The results for the UnixBench system microbenchmarks are shown in Table 9. The file copy benchmark measures the rate at which data can be transferred from one file to another, using various buffer sizes. For small buffer sizes, the system call overhead dominates the time to copy the file. The SELinux overhead consists of revalidating permissions for each read and write for the file copy. As the buffer size increases, the time to copy the file becomes dominated by the unaffected memory copying costs, so the SELinux overhead becomes negligible.
The pipe benchmark measures the number of times a process can write 512 bytes to a pipe and read them back per second. The pipe switching benchmark measures the number of times two processes can exchange an increasing integer through a pipe. The SELinux overhead consists of revalidating permissions for each read and write on the pipe.

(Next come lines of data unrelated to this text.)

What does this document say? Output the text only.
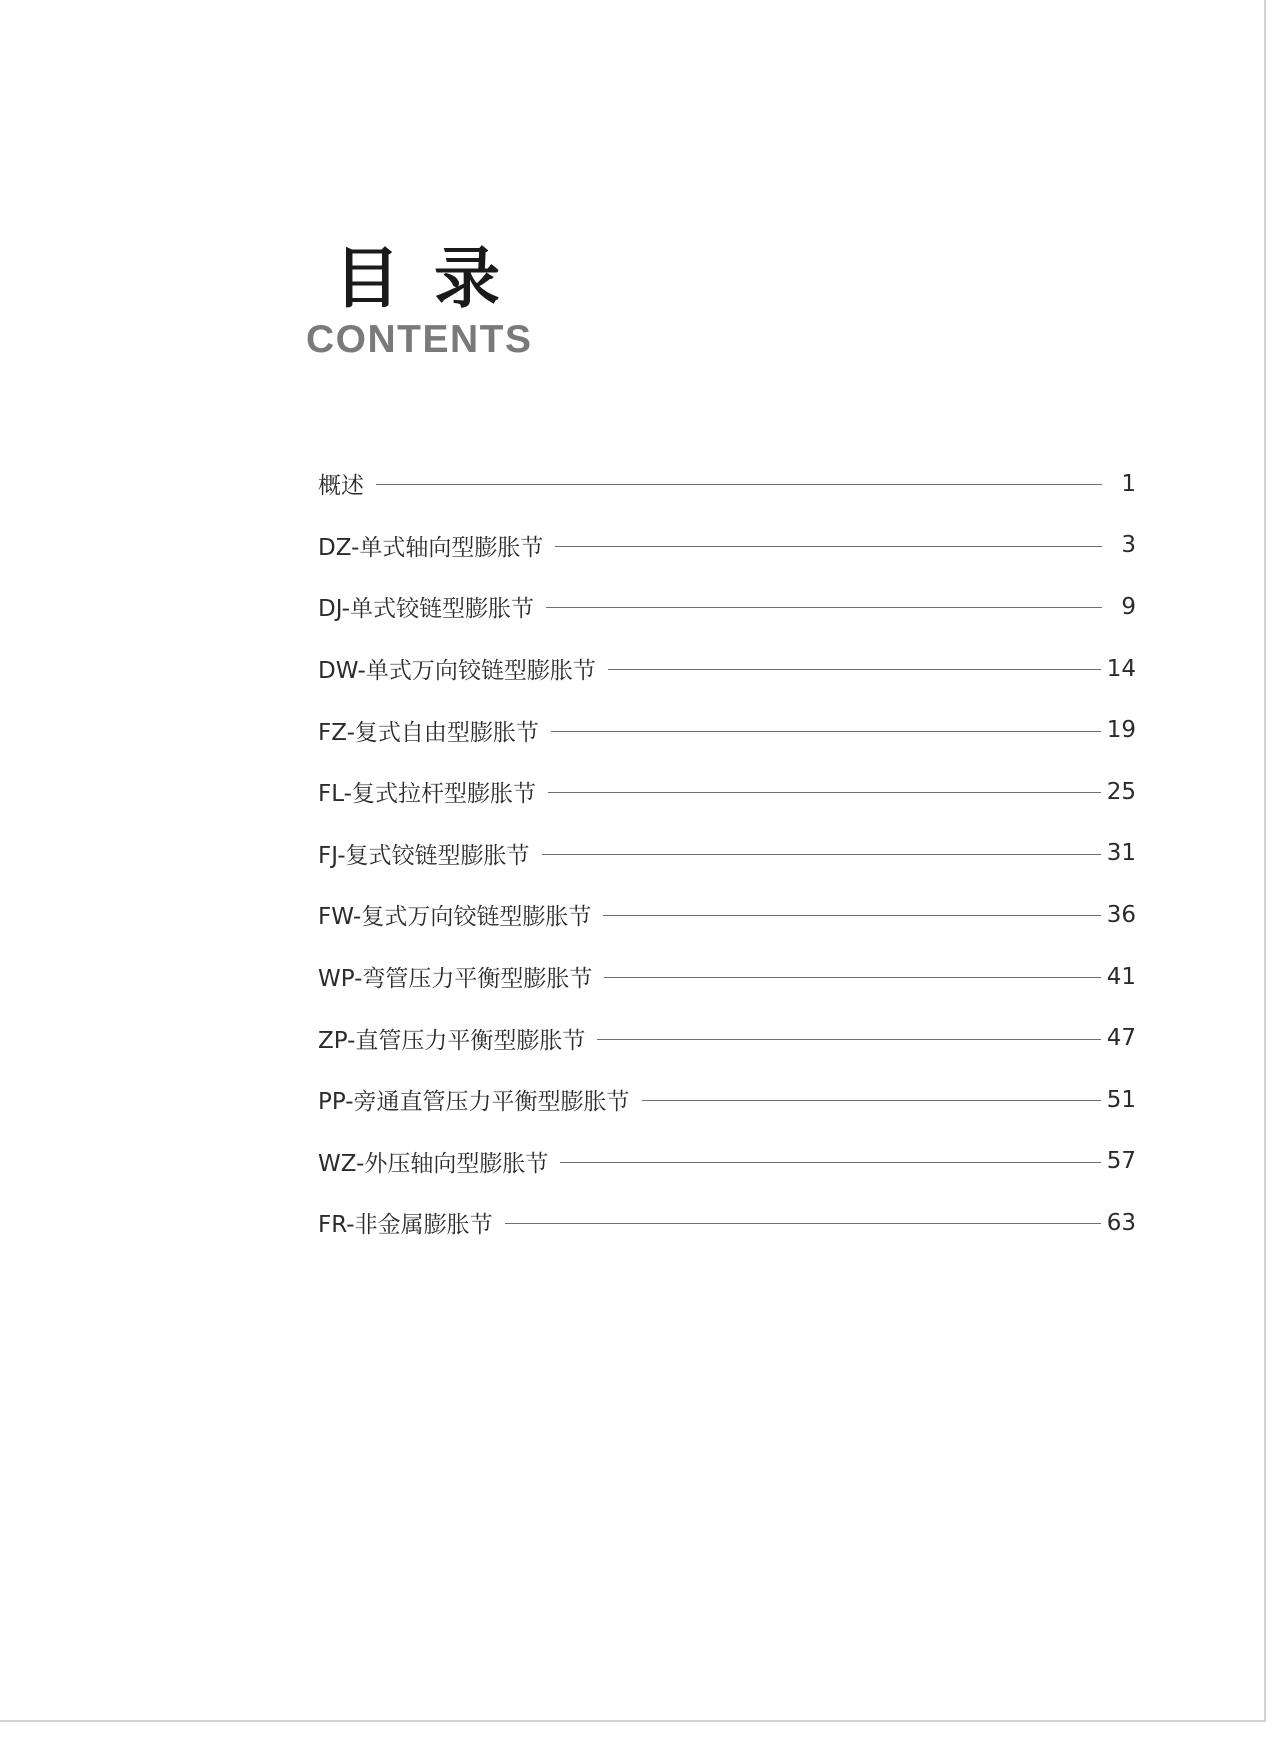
目录
CONTENTS
概述	1
DZ-单式轴向型膨胀节	3
DJ-单式铰链型膨胀节	9
DW-单式万向铰链型膨胀节	14
FZ-复式自由型膨胀节	19
FL-复式拉杆型膨胀节	25
FJ-复式铰链型膨胀节	31
FW-复式万向铰链型膨胀节	36
WP-弯管压力平衡型膨胀节	41
ZP-直管压力平衡型膨胀节	47
PP-旁通直管压力平衡型膨胀节	51
WZ-外压轴向型膨胀节	57
FR-非金属膨胀节	63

The process creation test measures the number of times a process can fork and reap a child that immediately exits. The SELinux overhead consists of performing a permission check on each fork and wait operation. The execl benchmark measures the number of execl calls that can be performed per second. The SELinux overhead consists of computing the label for the transformed process and performing permission checks for searching the path, executing the program, and inheriting open file descriptions.
The shell scripts test measures the number of times per minute a process can start and reap a set of 8 concurrent copies of a shell script, where the shell script applies a series of transformations to a data file. The SELinux overhead consists of computing the label for processes for each program execution, computing the label for new files created by the scripts, and performing permission checks for the various process and file operations.